Samuel Johnson Shortlist Q&A Laurence Scott
The winner of the Samuel Johnson Award 2015 will be announced on November 2nd - in the meantime, the shortlisters answered seven quick questions.
Describe your book in one sentence?
The Four-Dimensional Human explores the various wonders, consequences, and unexpected ironies of digital life, and how this new, networked world is rewiring both our public and private behaviour.
What drew you to this topic in the first place – was it your own desire to know more or that you wanted to shine a light on the issue for other people?
I wanted to capture something of the mood of these young years of Web 2.0: the new shades of feeling and experience created by our relatively sudden, intense immersion in digital technologies. I was also interested in how our online personhood is being shaped by various political and commercial forces, and how this digital portrait compares to earlier visions of what ‘a person’ might be.
How do you go about your research? Can an author read too much into the subject matter?
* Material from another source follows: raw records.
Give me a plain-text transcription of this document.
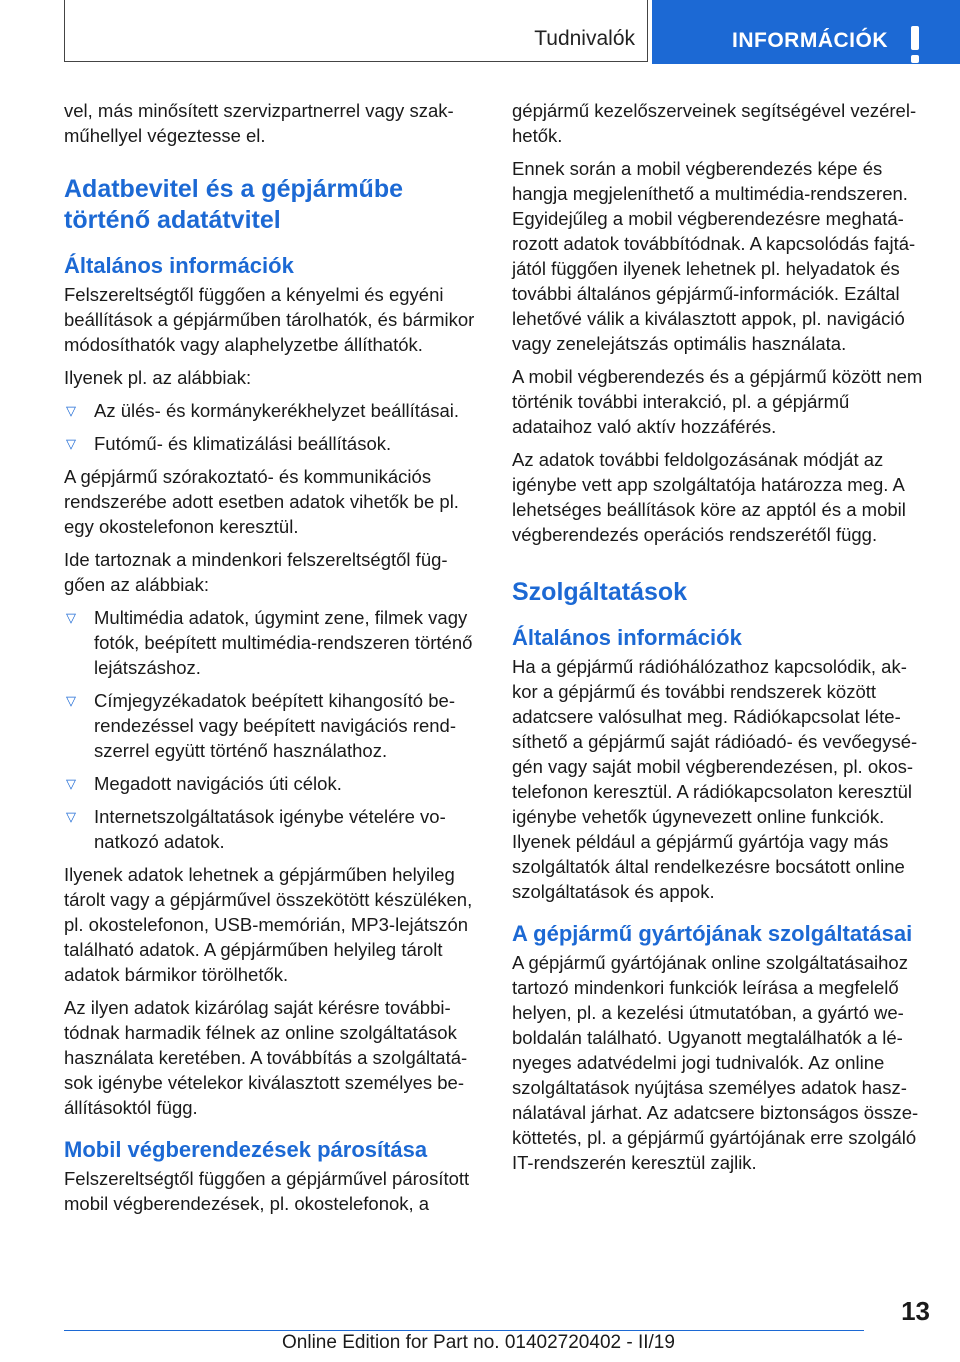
Tudnivalók	INFORMÁCIÓK

vel, más minősített szervizpartnerrel vagy szakműhellyel végeztesse el.

Adatbevitel és a gépjárműbe történő adatátvitel
Általános információk

Felszereltségtől függően a kényelmi és egyéni beállítások a gépjárműben tárolhatók, és bármikor módosíthatók vagy alaphelyzetbe állíthatók.

Ilyenek pl. az alábbiak:

▽ Az ülés- és kormánykerékhelyzet beállításai.
▽ Futómű- és klimatizálási beállítások.

A gépjármű szórakoztató- és kommunikációs rendszerébe adott esetben adatok vihetők be pl. egy okostelefonon keresztül.

Ide tartoznak a mindenkori felszereltségtől függően az alábbiak:

▽ Multimédia adatok, úgymint zene, filmek vagy fotók, beépített multimédia-rendszeren történő lejátszáshoz.
▽ Címjegyzékadatok beépített kihangosító berendezéssel vagy beépített navigációs rendszerrel együtt történő használathoz.
▽ Megadott navigációs úti célok.
▽ Internetszolgáltatások igénybe vételére vonatkozó adatok.

Ilyenek adatok lehetnek a gépjárműben helyileg tárolt vagy a gépjárművel összekötött készüléken, pl. okostelefonon, USB-memórián, MP3-lejátszón található adatok. A gépjárműben helyileg tárolt adatok bármikor törölhetők.

Az ilyen adatok kizárólag saját kérésre továbbitódnak harmadik félnek az online szolgáltatások használata keretében. A továbbítás a szolgáltatások igénybe vételekor kiválasztott személyes beállításoktól függ.

Mobil végberendezések párosítása

Felszereltségtől függően a gépjárművel párosított mobil végberendezések, pl. okostelefonok, a

gépjármű kezelőszerveinek segítségével vezérelhetők.

Ennek során a mobil végberendezés képe és hangja megjeleníthető a multimédia-rendszeren. Egyidejűleg a mobil végberendezésre meghatározott adatok továbbítódnak. A kapcsolódás fajtájától függően ilyenek lehetnek pl. helyadatok és további általános gépjármű-információk. Ezáltal lehetővé válik a kiválasztott appok, pl. navigáció vagy zenelejátszás optimális használata.

A mobil végberendezés és a gépjármű között nem történik további interakció, pl. a gépjármű adataihoz való aktív hozzáférés.

Az adatok további feldolgozásának módját az igénybe vett app szolgáltatója határozza meg. A lehetséges beállítások köre az apptól és a mobil végberendezés operációs rendszerétől függ.

Szolgáltatások
Általános információk

Ha a gépjármű rádióhálózathoz kapcsolódik, akkor a gépjármű és további rendszerek között adatcsere valósulhat meg. Rádiókapcsolat létesíthető a gépjármű saját rádióadó- és vevőegységén vagy saját mobil végberendezésen, pl. okostelefonon keresztül. A rádiókapcsolaton keresztül igénybe vehetők úgynevezett online funkciók. Ilyenek például a gépjármű gyártója vagy más szolgáltatók által rendelkezésre bocsátott online szolgáltatások és appok.

A gépjármű gyártójának szolgáltatásai

A gépjármű gyártójának online szolgáltatásaihoz tartozó mindenkori funkciók leírása a megfelelő helyen, pl. a kezelési útmutatóban, a gyártó weboldalán található. Ugyanott megtalálhatók a lényeges adatvédelmi jogi tudnivalók. Az online szolgáltatások nyújtása személyes adatok használatával járhat. Az adatcsere biztonságos összeköttetés, pl. a gépjármű gyártójának erre szolgáló IT-rendszerén keresztül zajlik.

13
Online Edition for Part no. 01402720402 - II/19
I observed people’s ways of being, both online and out in the world of smartphones and tablets. My literary and philosophical training was useful when comparing these behaviours to older imaginings of personhood. I became alert to how the digital revolution was being packaged to us, commercially and civically, in adverts, in rhetoric. I scrutinized myself as well, for signs of any new kinds of preoccupation, desire, empathy and misanthropy, which could be deemed born from the pressures of tending two selves: one real and one virtual. I hoped, as Zadie Smith has argued when writing about the experience of being digitized, that I wasn’t a freak, and that other people were feeling these things, too. An author can certainly read too much into something, but invariably this will cause the writing to creak and strain. Sentences can usually tell when they’re being asked to bear too much.
What book do you wish that you had written?
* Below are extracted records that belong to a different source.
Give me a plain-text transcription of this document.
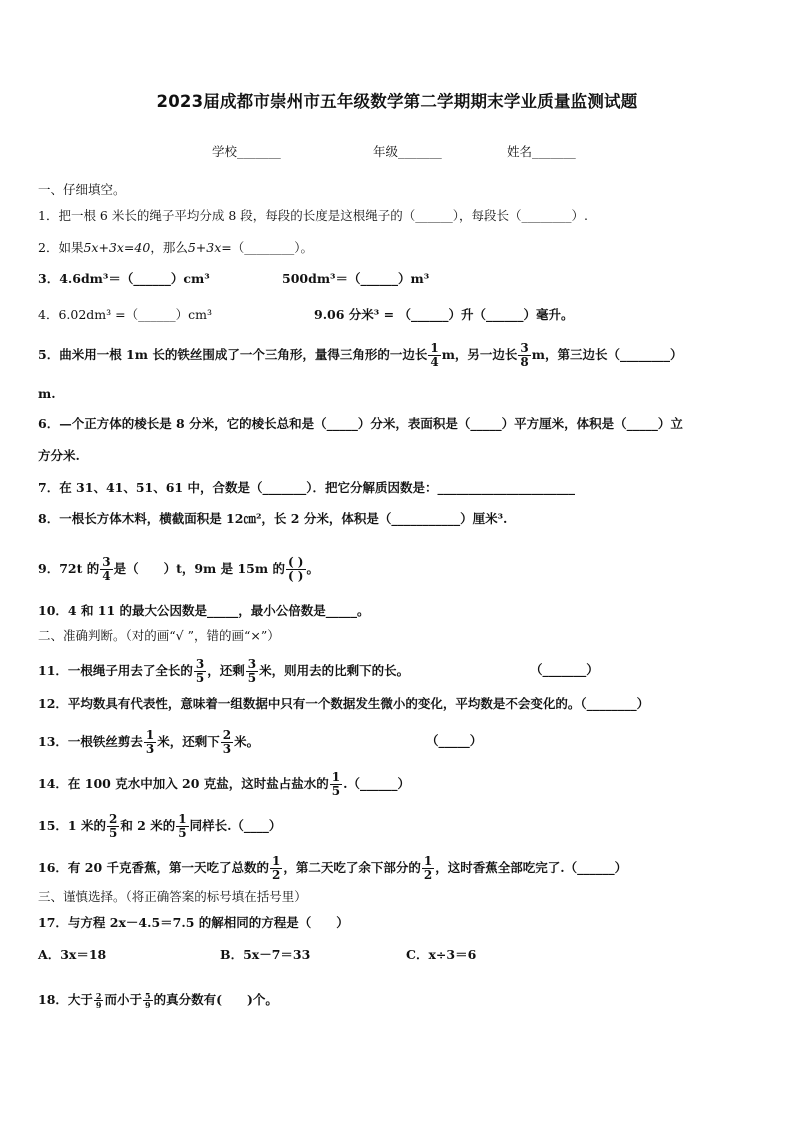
2023届成都市崇州市五年级数学第二学期期末学业质量监测试题
学校_______	年级_______	姓名_______
一、仔细填空。
1．把一根 6 米长的绳子平均分成 8 段，每段的长度是这根绳子的（______），每段长（________）.
2．如果5x+3x=40，那么5+3x=（________）。
3．4.6dm³＝（______）cm³	500dm³＝（______）m³
4．6.02dm³ =（______）cm³	9.06 分米³ = （______）升（______）毫升。
5．曲米用一根 1m 长的铁丝围成了一个三角形，量得三角形的一边长 $\frac{1}{4}$ m，另一边长 $\frac{3}{8}$ m，第三边长（________）
m.
6．—个正方体的棱长是 8 分米，它的棱长总和是（_____）分米，表面积是（_____）平方厘米，体积是（_____）立
方分米.
7．在 31、41、51、61 中，合数是（_______）．把它分解质因数是：______________________
8．一根长方体木料，横截面积是 12㎝²，长 2 分米，体积是（___________）厘米³.
9．72t 的 $\frac{3}{4}$ 是（　　）t，9m 是 15m 的 $\frac{( )}{( )}$ 。
10．4 和 11 的最大公因数是_____，最小公倍数是_____。
二、准确判断。（对的画“√ ”，错的画“×”）
11．一根绳子用去了全长的 $\frac{3}{5}$ ，还剩 $\frac{3}{5}$ 米，则用去的比剩下的长。	（_______）
12．平均数具有代表性，意味着一组数据中只有一个数据发生微小的变化，平均数是不会变化的。（________）
13．一根铁丝剪去 $\frac{1}{3}$ 米，还剩下 $\frac{2}{3}$ 米。	（_____）
14．在 100 克水中加入 20 克盐，这时盐占盐水的 $\frac{1}{5}$ .（______）
15．1 米的 $\frac{2}{5}$ 和 2 米的 $\frac{1}{5}$ 同样长.（____）
16．有 20 千克香蕉，第一天吃了总数的 $\frac{1}{2}$ ，第二天吃了余下部分的 $\frac{1}{2}$ ，这时香蕉全部吃完了.（______）
三、谨慎选择。（将正确答案的标号填在括号里）
17．与方程 2x－4.5＝7.5 的解相同的方程是（　　）
A．3x＝18	B．5x－7＝33	C．x÷3＝6
18．大于 $\frac{2}{9}$ 而小于 $\frac{5}{9}$ 的真分数有(　　)个。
It would be a pleasure to add Elizabeth Bowen’s The Last September to my bibliography. Imagine being the author of such a brief but genius description of an ante-room, which included ‘a circle of not very comfortable shell-shaped chairs that no one took seriously.’
Do you read your reviews? How do you respond to them, good or bad?
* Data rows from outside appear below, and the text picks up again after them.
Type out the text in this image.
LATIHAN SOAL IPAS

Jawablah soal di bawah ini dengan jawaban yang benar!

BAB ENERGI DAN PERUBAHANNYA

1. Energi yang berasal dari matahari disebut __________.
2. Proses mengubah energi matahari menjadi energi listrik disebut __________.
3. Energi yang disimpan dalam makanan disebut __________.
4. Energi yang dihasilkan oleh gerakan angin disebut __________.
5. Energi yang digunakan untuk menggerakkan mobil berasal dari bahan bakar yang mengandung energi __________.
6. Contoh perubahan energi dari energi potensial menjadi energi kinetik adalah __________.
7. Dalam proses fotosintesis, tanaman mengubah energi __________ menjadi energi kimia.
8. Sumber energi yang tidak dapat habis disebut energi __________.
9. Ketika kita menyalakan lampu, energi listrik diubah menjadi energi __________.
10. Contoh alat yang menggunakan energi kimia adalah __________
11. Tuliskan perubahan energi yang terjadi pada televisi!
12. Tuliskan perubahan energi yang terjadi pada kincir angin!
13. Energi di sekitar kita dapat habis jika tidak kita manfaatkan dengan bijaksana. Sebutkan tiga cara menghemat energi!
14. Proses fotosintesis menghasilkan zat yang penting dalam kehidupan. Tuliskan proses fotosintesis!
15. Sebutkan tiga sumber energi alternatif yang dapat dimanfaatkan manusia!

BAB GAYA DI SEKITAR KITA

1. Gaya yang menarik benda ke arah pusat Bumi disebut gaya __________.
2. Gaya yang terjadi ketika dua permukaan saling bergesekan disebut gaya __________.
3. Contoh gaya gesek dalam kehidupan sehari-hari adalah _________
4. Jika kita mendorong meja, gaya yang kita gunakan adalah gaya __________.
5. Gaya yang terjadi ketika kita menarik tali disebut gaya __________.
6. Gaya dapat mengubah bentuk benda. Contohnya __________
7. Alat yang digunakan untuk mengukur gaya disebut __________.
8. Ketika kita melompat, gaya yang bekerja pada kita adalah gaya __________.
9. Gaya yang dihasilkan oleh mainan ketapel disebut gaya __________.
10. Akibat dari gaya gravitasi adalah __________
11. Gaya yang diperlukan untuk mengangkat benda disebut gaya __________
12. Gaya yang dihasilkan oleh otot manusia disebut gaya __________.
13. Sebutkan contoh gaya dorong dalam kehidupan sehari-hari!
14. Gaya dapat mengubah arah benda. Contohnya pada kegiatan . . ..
I would be astonished and impressed if a debut writer could ignore their first reviews. I read all of mine and have been fortunate that (so far) the critics have been generous. My response to being summed up and appraised is probably not my finest feature! Good reviews cheer up an afternoon and make it seem like the Earth is spinning on its proper axis. But then I was shown one blogger’s rude tweet, and my unbecoming instinct was to assume that the displeasure was their failing, not mine. Reflecting someone else’s opinion of you back onto them is a kind of narcissism turned inside out, and hopefully I’ll outgrow it, pronto.
Any advice on how to deal with the bad?
If the bad review rings true to your own secret suspicions, then go somewhere quiet, arrange your face into the expression of Cate Blanchett at the end of Elizabeth, and stonily decide to correct the problem next time. If not, conclude that this reader and your book weren’t meant to be, and don’t overdo the muttering putdowns.
If you were trapped on a desert island, which two books would you want to have with you and why?
I would definitely bring Howards End by E.M. Forster, because when I first read it as a late-teenager I was vibrating at exactly its frequency of radicalism and nostalgia. I’ve rarely been so drunk on a book’s language and ideas, and because of this puppy love it is endlessly consoling to reread. Also, its moral imagination, as mysteriously happens with books, is more admirable than that of its author.
The second book would be, perhaps unexcitingly, The Lord of the Rings, for the obvious reasons of epic scale intercut with cosiness. After a while on the island, I would probably just skip from one scene of refuge to the next, beaching myself in an endless cycle of firesides, elven homely houses, milk and honey, stocked larders, lanterns in the woods, round and round until salvation came.
What was the last book you read?
Another Country by James Baldwin. The anger smokes off the pages and gets into your clothes and hair. You become angry too, while resolving to drink more spirits and sleep with each and every one of your friends.
What does it feel like to be four-dimensional? How do digital technologies influence the rhythms of our thoughts, the style and tilt of our consciousness? What new sensitivities and sensibilities are emerging with our exposure to the delights, sorrows and anxieties of a networked world? This is a portrait of life in a digital landscape.